Recently, I learned the Simulated Annealing (SA) technique for the Travelling Salesman Problem (TSP) from qwerty787788's blog. I used the 2-opt method with SA and got a good score. I was wondering how to use the SA for m-TSP. Here only difference is we have m Salesman instead of one. We have to visit all the (n) cities.

I was unable to come up with the state I should keep and how to modify it. How do we precisely allocate cities to salesmen, and how and when do we decide to make a "bad" move like we do in SA? Let's assume we have m <= 100 salesman and n <= 10,000 cities. For simplicity,

Let's assume we have grid, so my idea was to allocate cities <= THRESHOLD distances to nearest salesman in such a way that all cities are allocated. This will give us m lists each lists having the cities assigned to corresponding salesman. Now we do SA on these m-lists one by one using 2-opt. This approach doesn't seem to give good results, as we fixed the city-salesman relationship before doing SA.

Some more questions I would love to get clarity on:

How do we approach such a problem in general where SA can't be done on a complete problem directly?

How do you decide the state? Some general stuff that goes into your mind when deciding the states?

How do we change the approach? For example there are two versions I encountered for m-TSP problem:

Minimize the sum of the total distance traveled by all salesmen.

Minimize the maximum total distance traveled by a salesman.

Would be happy to learn and try out similar "standard" optimization problems using SA like assignment problem, vertex cover etc, if there are any resources or problem links you have where we can test against the various other solutions in terms of score. I'm aware of AHC (Atcoder Heuristics Contest) (and Google Hashcode, which I guess is no longer there now).

Also just a bit out of context, in case someone is not aware Psyho has this twitter thread with awesome tips on heuristic problems.

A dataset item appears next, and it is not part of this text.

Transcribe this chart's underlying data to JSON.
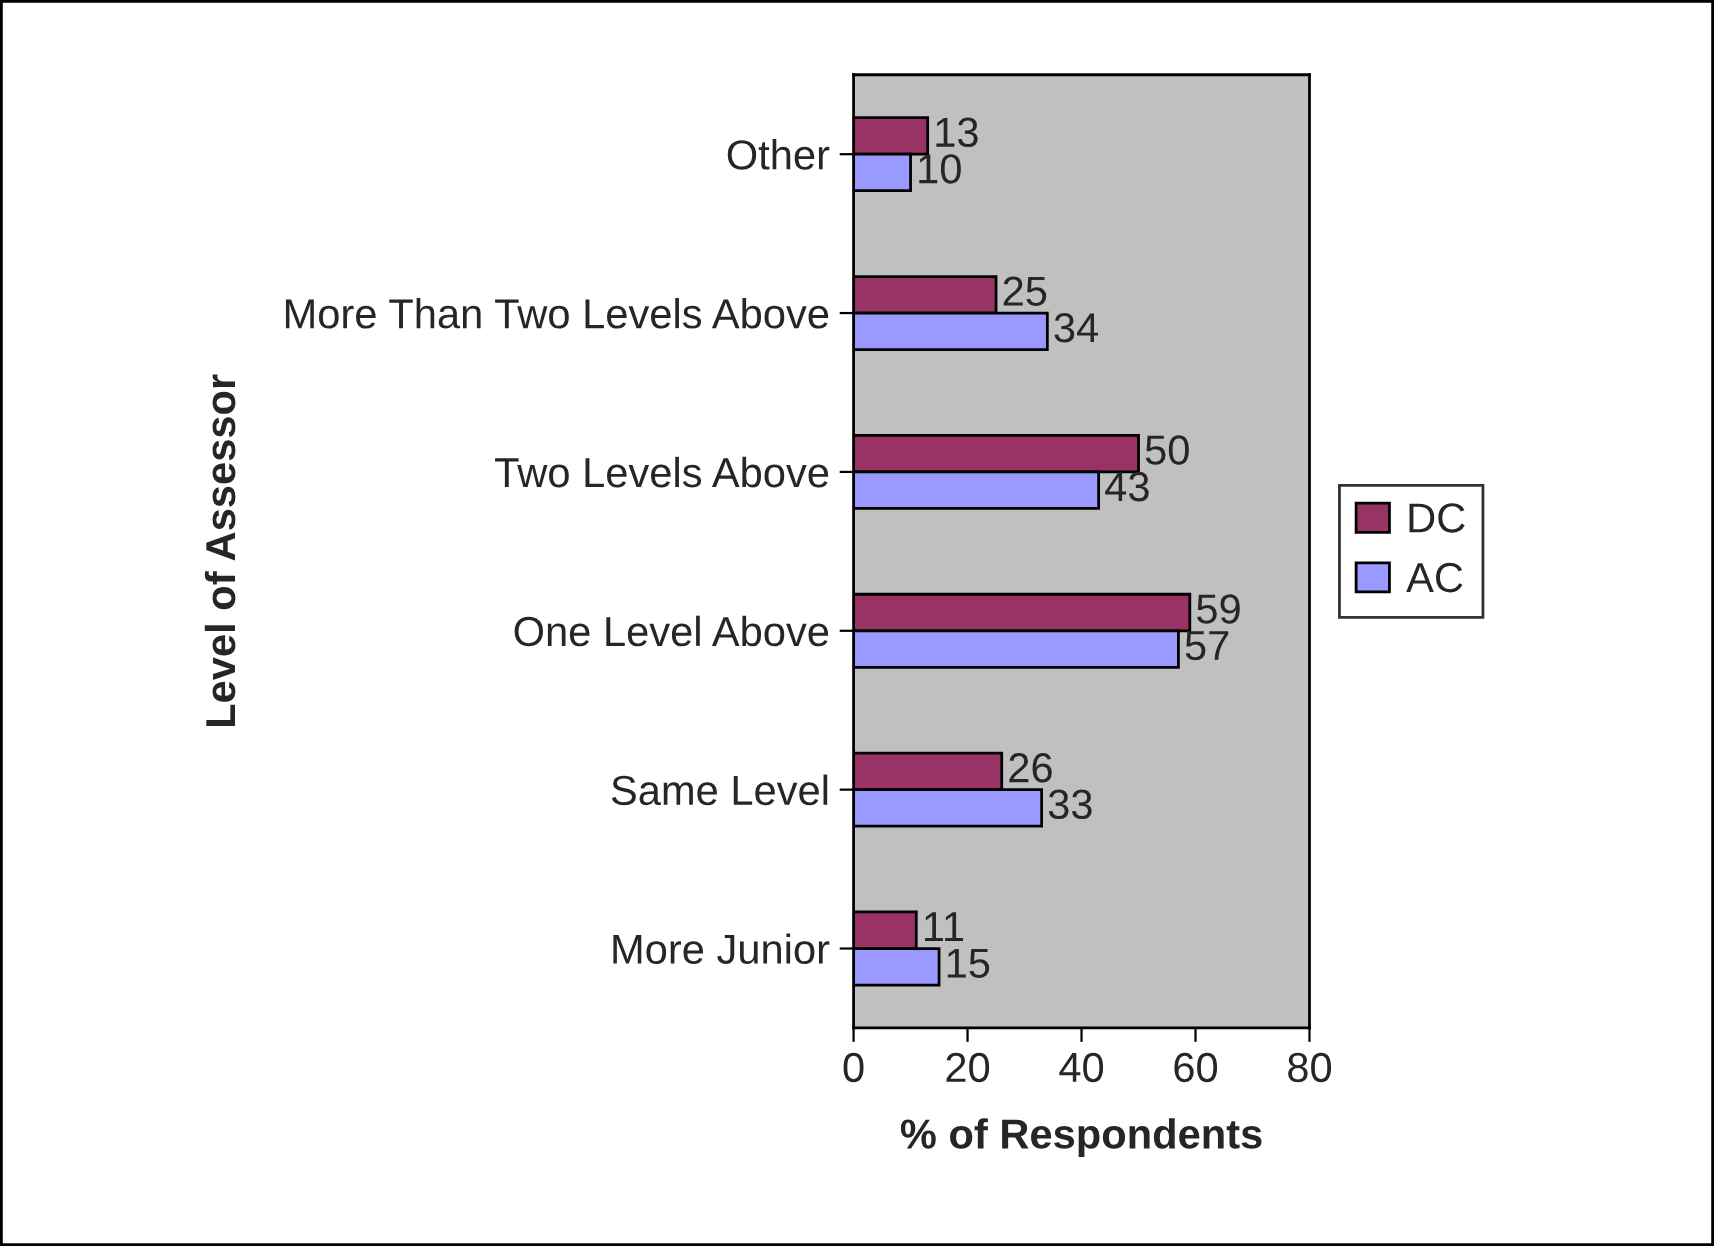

I haven't tried to solve this specific problem, but you can probably add more transitions to your state. For example, with 50% probability, you try to update a random list with 2-opt. With another 50% probability, you pick a random city and move it to a random position in a random other list.

Also, if the number of cities is big (10'000), doing random moves may not work well. Instead, you can pick a random city, greedily find the best position (in all lists) for this city, and move it there.